Round each component of nv_bfloat162 vector h to the nearest integer value in nv_bfloat16 floating-point format, with bfloat16way cases rounded to the nearest even integer value.

__device__ __nv_bfloat162 h2rsqrt ( const __nv_bfloat162 a )

Calculates nv_bfloat162 vector reciprocal square root in round-to-nearest mode.

Parameters

a: - nv_bfloat162. Is only being read.

Returns

nv_bfloat162

The
elementwise reciprocal square root on vector a.

Description

Calculates nv_bfloat162 reciprocal square root of input vector a in round-to-nearest-even mode.

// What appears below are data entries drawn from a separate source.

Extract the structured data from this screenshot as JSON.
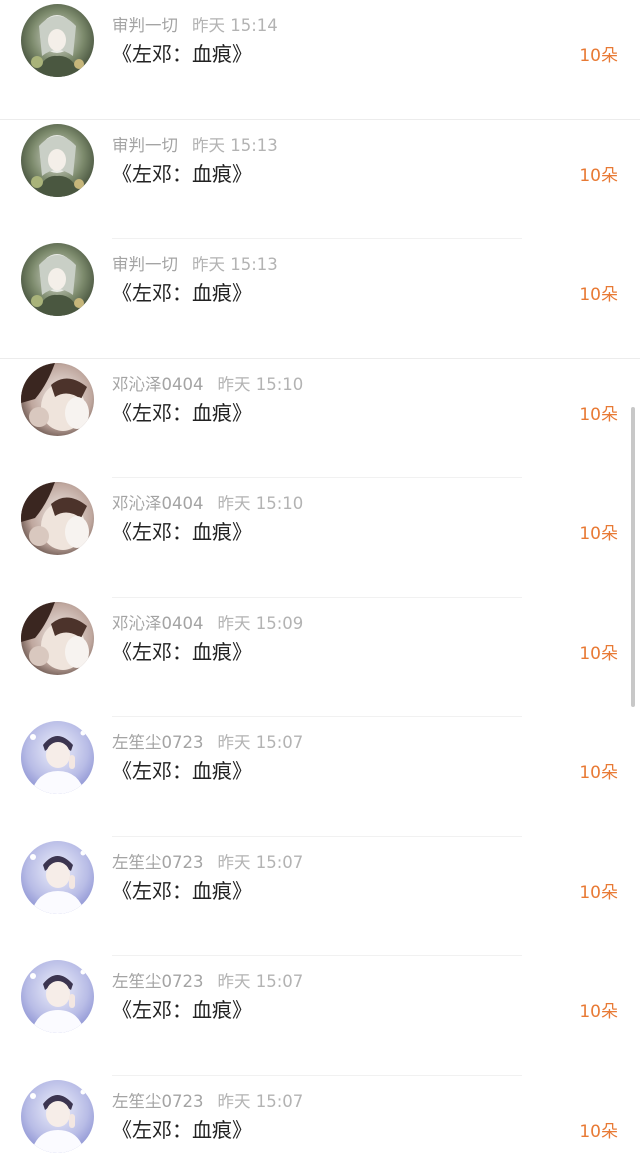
{
  "messages": [
    {
      "user": "审判一切",
      "time": "昨天 15:14",
      "title": "《左邓：血痕》",
      "amount": "10朵",
      "avatar": "anime-avatar"
    },
    {
      "user": "审判一切",
      "time": "昨天 15:13",
      "title": "《左邓：血痕》",
      "amount": "10朵",
      "avatar": "anime-avatar"
    },
    {
      "user": "审判一切",
      "time": "昨天 15:13",
      "title": "《左邓：血痕》",
      "amount": "10朵",
      "avatar": "anime-avatar"
    },
    {
      "user": "邓沁泽0404",
      "time": "昨天 15:10",
      "title": "《左邓：血痕》",
      "amount": "10朵",
      "avatar": "portrait-avatar"
    },
    {
      "user": "邓沁泽0404",
      "time": "昨天 15:10",
      "title": "《左邓：血痕》",
      "amount": "10朵",
      "avatar": "portrait-avatar"
    },
    {
      "user": "邓沁泽0404",
      "time": "昨天 15:09",
      "title": "《左邓：血痕》",
      "amount": "10朵",
      "avatar": "portrait-avatar"
    },
    {
      "user": "左笙尘0723",
      "time": "昨天 15:07",
      "title": "《左邓：血痕》",
      "amount": "10朵",
      "avatar": "stage-avatar"
    },
    {
      "user": "左笙尘0723",
      "time": "昨天 15:07",
      "title": "《左邓：血痕》",
      "amount": "10朵",
      "avatar": "stage-avatar"
    },
    {
      "user": "左笙尘0723",
      "time": "昨天 15:07",
      "title": "《左邓：血痕》",
      "amount": "10朵",
      "avatar": "stage-avatar"
    },
    {
      "user": "左笙尘0723",
      "time": "昨天 15:07",
      "title": "《左邓：血痕》",
      "amount": "10朵",
      "avatar": "stage-avatar"
    }
  ],
  "colors": {
    "amount": "#e87a35",
    "meta": "#a4a4a4",
    "title": "#222222"
  }
}
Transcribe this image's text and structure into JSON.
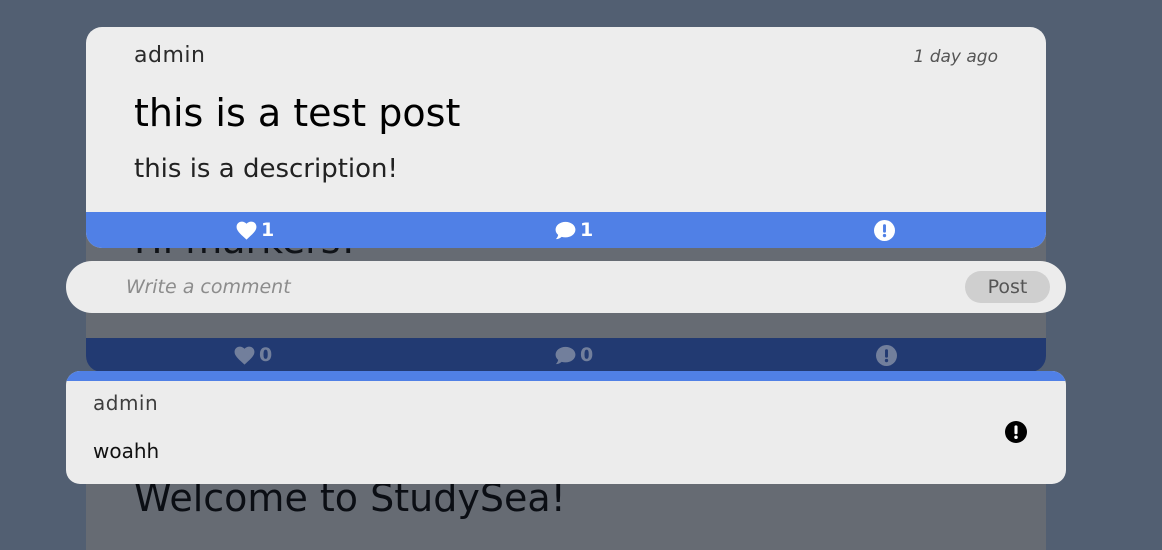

__device__ __nv_bfloat162 h2sin ( const __nv_bfloat162 a )

Calculates nv_bfloat162 vector sine in round-to-nearest-even mode.

Parameters

a: - nv_bfloat162. Is only being read.

Returns

nv_bfloat162

The
elementwise sine on vector a.

Description

Calculates nv_bfloat162 sine of input vector a in round-to-nearest-even mode.

__device__ __nv_bfloat162 h2sqrt ( const __nv_bfloat162 a )

Calculates nv_bfloat162 vector square root in round-to-nearest-even mode.

Parameters

a: - nv_bfloat162. Is only being read.

Returns

nv_bfloat162

The
elementwise square root on vector a.

Description

Calculates nv_bfloat162 square root of input vector a in round-to-nearest mode.

__device__ __nv_bfloat162 h2trunc ( const __nv_bfloat162 h )

Truncate nv_bfloat162 vector input argument to the integral part.

Parameters

h: - nv_bfloat162. Is only being read.

Returns

nv_bfloat162

The
truncated h.

Description

Round each component of vector h to the nearest integer value that does not exceed h in magnitude.